Disciplined training also means sticking to the rules and regulations that you have set forth for your team. It means no compromise for one player over the other, or one coach not pulling his weight. In other words, stick to your guns!
To run an organized program, you must have these key elements in order to make it work. You must take time to set up a weight room for optimal flow. Exercise selection must be equally demanding. All lifts must be treated with the same attention to detail. One lift is not more important than another in terms of execution.
Coaches must know exactly how to execute the plan (workout) and players must know exactly what is demanded of them. Flow is crucial and cannot be interrupted. When organizing group workouts, your team priorities must be at the forefront of your planning. Group selection is also very important. You cannot have two strong athletes and two weak ones in the same group.
Coaches must also know how to adjust to the group coming to their station. If one group is larger than another, you may have three people three-deep with one group, and four people three-deep for a larger group, ensuring that the players all get the same amount of prescribed reps.
Motivation is providing a reason to act a certain way. Everyone is working hard (acting a certain way) toward a common purpose that will make a common man do uncommon things.
The players and coaches must understand what you are trying to do (achieve) with your program, and with every workout, achieving that goal should be their motivation. The players and coaches must be excited and ready to attack these workouts from every angle. You should be able to cut the intensity with a knife.
To provide your athletes with optimal workouts, you must be innovative in your approach to writing and executing your workouts. Do not do things because other people do them. Do them because it is going to help you achieve your team goals, fix your teams weaknesses, and make your athletes better.
Every team has a life expectancy of one year. Every team’s needs will be different, and you must tailor your workouts to fit those needs. There are many ways to skin a cat, like maybe using strongman exercises once a week, high pulls instead of cleans, etc. Find a way and get it done!
Along the same lines as innovation, navigate your way through all of the BS. Sometimes I feel that there is just too much information out there. We are not reinventing the wheel. Do the things that you know are right and that you believe. Don’t follow the herd. Sometimes the science will take you one way, and the training and hard work will take you another.

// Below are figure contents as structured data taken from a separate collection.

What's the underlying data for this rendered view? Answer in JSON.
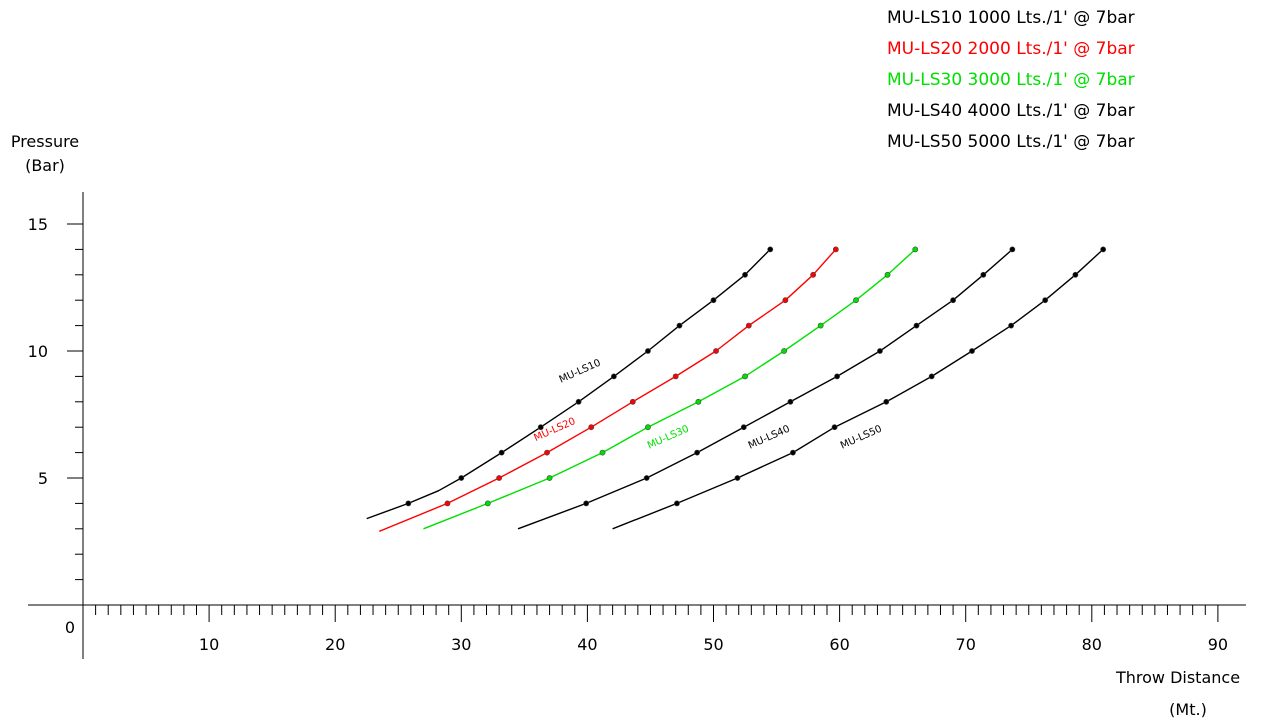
{
  "chart_data": {
    "type": "line",
    "xlabel": [
      "Throw Distance",
      "(Mt.)"
    ],
    "ylabel": [
      "Pressure",
      "(Bar)"
    ],
    "xlim": [
      0,
      90
    ],
    "ylim": [
      0,
      15
    ],
    "x_ticks": [
      10,
      20,
      30,
      40,
      50,
      60,
      70,
      80,
      90
    ],
    "y_ticks": [
      5,
      10,
      15
    ],
    "origin_label": "0",
    "legend_position": "top-right",
    "legend": [
      {
        "text": "MU-LS10 1000 Lts./1' @ 7bar",
        "color": "#000000"
      },
      {
        "text": "MU-LS20 2000 Lts./1' @ 7bar",
        "color": "#ff0000"
      },
      {
        "text": "MU-LS30 3000 Lts./1' @ 7bar",
        "color": "#00e000"
      },
      {
        "text": "MU-LS40 4000 Lts./1' @ 7bar",
        "color": "#000000"
      },
      {
        "text": "MU-LS50 5000 Lts./1' @ 7bar",
        "color": "#000000"
      }
    ],
    "series": [
      {
        "name": "MU-LS10",
        "color": "#000000",
        "label_at": {
          "x": 39.5,
          "y": 9.1
        },
        "line": [
          [
            22.5,
            3.4
          ],
          [
            25.8,
            4
          ],
          [
            28.2,
            4.5
          ],
          [
            30,
            5
          ],
          [
            33.2,
            6
          ],
          [
            36.3,
            7
          ],
          [
            39.3,
            8
          ],
          [
            42.1,
            9
          ],
          [
            44.8,
            10
          ],
          [
            47.3,
            11
          ],
          [
            50,
            12
          ],
          [
            52.5,
            13
          ],
          [
            54.5,
            14
          ]
        ],
        "points": [
          [
            25.8,
            4
          ],
          [
            30,
            5
          ],
          [
            33.2,
            6
          ],
          [
            36.3,
            7
          ],
          [
            39.3,
            8
          ],
          [
            42.1,
            9
          ],
          [
            44.8,
            10
          ],
          [
            47.3,
            11
          ],
          [
            50,
            12
          ],
          [
            52.5,
            13
          ],
          [
            54.5,
            14
          ]
        ]
      },
      {
        "name": "MU-LS20",
        "color": "#ff0000",
        "label_at": {
          "x": 37.5,
          "y": 6.8
        },
        "line": [
          [
            23.5,
            2.9
          ],
          [
            28.9,
            4
          ],
          [
            33,
            5
          ],
          [
            36.8,
            6
          ],
          [
            40.3,
            7
          ],
          [
            43.6,
            8
          ],
          [
            47,
            9
          ],
          [
            50.2,
            10
          ],
          [
            52.8,
            11
          ],
          [
            55.7,
            12
          ],
          [
            57.9,
            13
          ],
          [
            59.7,
            14
          ]
        ],
        "points": [
          [
            28.9,
            4
          ],
          [
            33,
            5
          ],
          [
            36.8,
            6
          ],
          [
            40.3,
            7
          ],
          [
            43.6,
            8
          ],
          [
            47,
            9
          ],
          [
            50.2,
            10
          ],
          [
            52.8,
            11
          ],
          [
            55.7,
            12
          ],
          [
            57.9,
            13
          ],
          [
            59.7,
            14
          ]
        ]
      },
      {
        "name": "MU-LS30",
        "color": "#00e000",
        "label_at": {
          "x": 46.5,
          "y": 6.5
        },
        "line": [
          [
            27,
            3
          ],
          [
            32.1,
            4
          ],
          [
            37,
            5
          ],
          [
            41.2,
            6
          ],
          [
            44.8,
            7
          ],
          [
            48.8,
            8
          ],
          [
            52.5,
            9
          ],
          [
            55.6,
            10
          ],
          [
            58.5,
            11
          ],
          [
            61.3,
            12
          ],
          [
            63.8,
            13
          ],
          [
            66,
            14
          ]
        ],
        "points": [
          [
            32.1,
            4
          ],
          [
            37,
            5
          ],
          [
            41.2,
            6
          ],
          [
            44.8,
            7
          ],
          [
            48.8,
            8
          ],
          [
            52.5,
            9
          ],
          [
            55.6,
            10
          ],
          [
            58.5,
            11
          ],
          [
            61.3,
            12
          ],
          [
            63.8,
            13
          ],
          [
            66,
            14
          ]
        ]
      },
      {
        "name": "MU-LS40",
        "color": "#000000",
        "label_at": {
          "x": 54.5,
          "y": 6.5
        },
        "line": [
          [
            34.5,
            3
          ],
          [
            39.9,
            4
          ],
          [
            44.7,
            5
          ],
          [
            48.7,
            6
          ],
          [
            52.4,
            7
          ],
          [
            56.1,
            8
          ],
          [
            59.8,
            9
          ],
          [
            63.2,
            10
          ],
          [
            66.1,
            11
          ],
          [
            69,
            12
          ],
          [
            71.4,
            13
          ],
          [
            73.7,
            14
          ]
        ],
        "points": [
          [
            39.9,
            4
          ],
          [
            44.7,
            5
          ],
          [
            48.7,
            6
          ],
          [
            52.4,
            7
          ],
          [
            56.1,
            8
          ],
          [
            59.8,
            9
          ],
          [
            63.2,
            10
          ],
          [
            66.1,
            11
          ],
          [
            69,
            12
          ],
          [
            71.4,
            13
          ],
          [
            73.7,
            14
          ]
        ]
      },
      {
        "name": "MU-LS50",
        "color": "#000000",
        "label_at": {
          "x": 61.8,
          "y": 6.5
        },
        "line": [
          [
            42,
            3
          ],
          [
            47.1,
            4
          ],
          [
            51.9,
            5
          ],
          [
            56.3,
            6
          ],
          [
            59.6,
            7
          ],
          [
            63.7,
            8
          ],
          [
            67.3,
            9
          ],
          [
            70.5,
            10
          ],
          [
            73.6,
            11
          ],
          [
            76.3,
            12
          ],
          [
            78.7,
            13
          ],
          [
            80.9,
            14
          ]
        ],
        "points": [
          [
            47.1,
            4
          ],
          [
            51.9,
            5
          ],
          [
            56.3,
            6
          ],
          [
            59.6,
            7
          ],
          [
            63.7,
            8
          ],
          [
            67.3,
            9
          ],
          [
            70.5,
            10
          ],
          [
            73.6,
            11
          ],
          [
            76.3,
            12
          ],
          [
            78.7,
            13
          ],
          [
            80.9,
            14
          ]
        ]
      }
    ]
  }
}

You must always remember that we are training athletes, not weightlifters, so find a way to make your athletes better. Follow your team’s needs, not someone else's.
These two words are inseparable. You cannot be accountable and not trustworthy, or trustworthy and not accountable. It is who you are, whom you choose to work for you, and who you choose to put on that uniform representing your team.

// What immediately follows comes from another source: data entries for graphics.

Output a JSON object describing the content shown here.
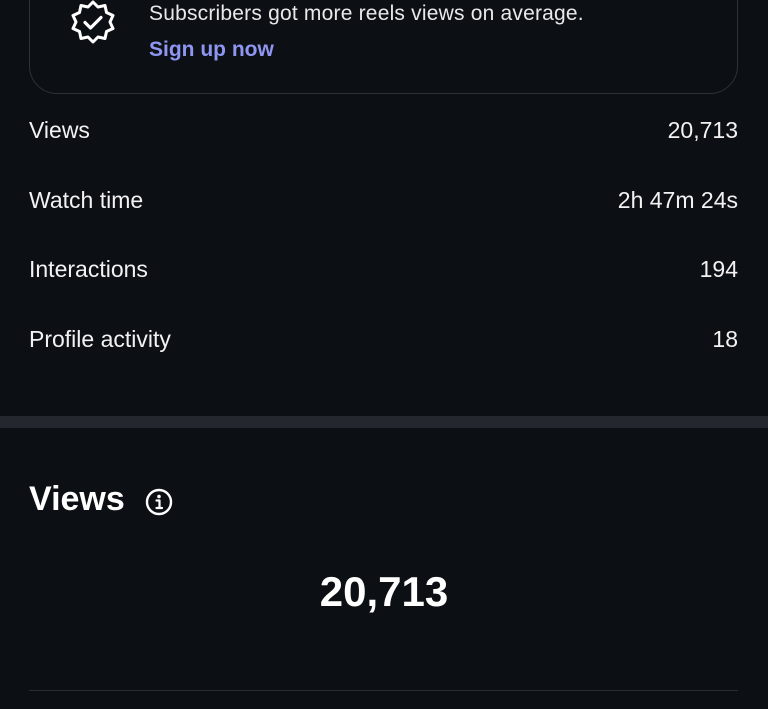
{
  "promo": {
    "text": "Subscribers got more reels views on average.",
    "link_label": "Sign up now",
    "icon": "verified-badge-icon",
    "link_color": "#8f96f2"
  },
  "metrics": [
    {
      "label": "Views",
      "value": "20,713"
    },
    {
      "label": "Watch time",
      "value": "2h 47m 24s"
    },
    {
      "label": "Interactions",
      "value": "194"
    },
    {
      "label": "Profile activity",
      "value": "18"
    }
  ],
  "views_section": {
    "title": "Views",
    "info_icon": "info-icon",
    "total": "20,713"
  }
}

This is probably the most important factor in group training success. If your coaches are not accountable for counting reps, coaching technique, etc., how can you trust them? Same with the players — if they are cheating reps, can you trust them to carry the ball? When training in a group setting, if you cannot trust EVERYONE involved, you have no chance of success. This is by far the most important principle, no matter what your team is doing.
A mode or style of performance. Have a plan. Let everyone know how they fit into that plan. Set up everything needed to perform that plan. Then execute that plan. Perform it. Own it. Be great.

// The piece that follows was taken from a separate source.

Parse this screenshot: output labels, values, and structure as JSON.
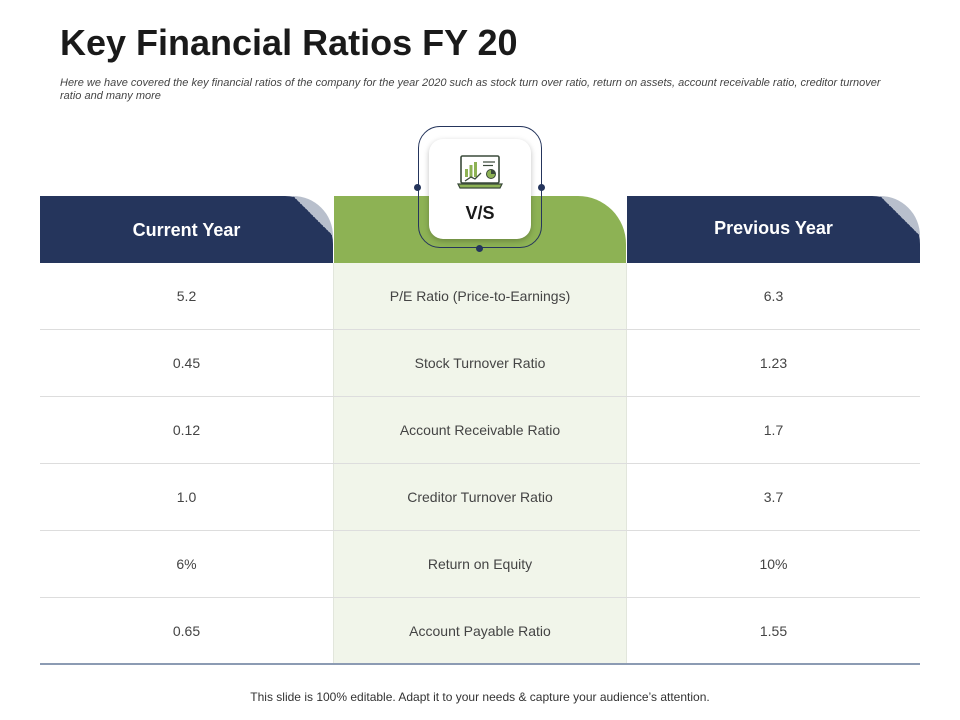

Building on the DOMINATE method, I suggest that whatever you choose to do with your team; even if you see another coach doing something and think you would like to try it—I recommend learning the science behind what you want to incorporate so you can give a reason to justify what you are doing in the event you get asked; and at some point you will. Answering, “Because I said so” is not as credible as compared to “holding a static stretch for 20–30 doesn't result in microtears as does ballistic stretching, as injury risk greatly increases with ballistic stretching as compared to static stretching methods.”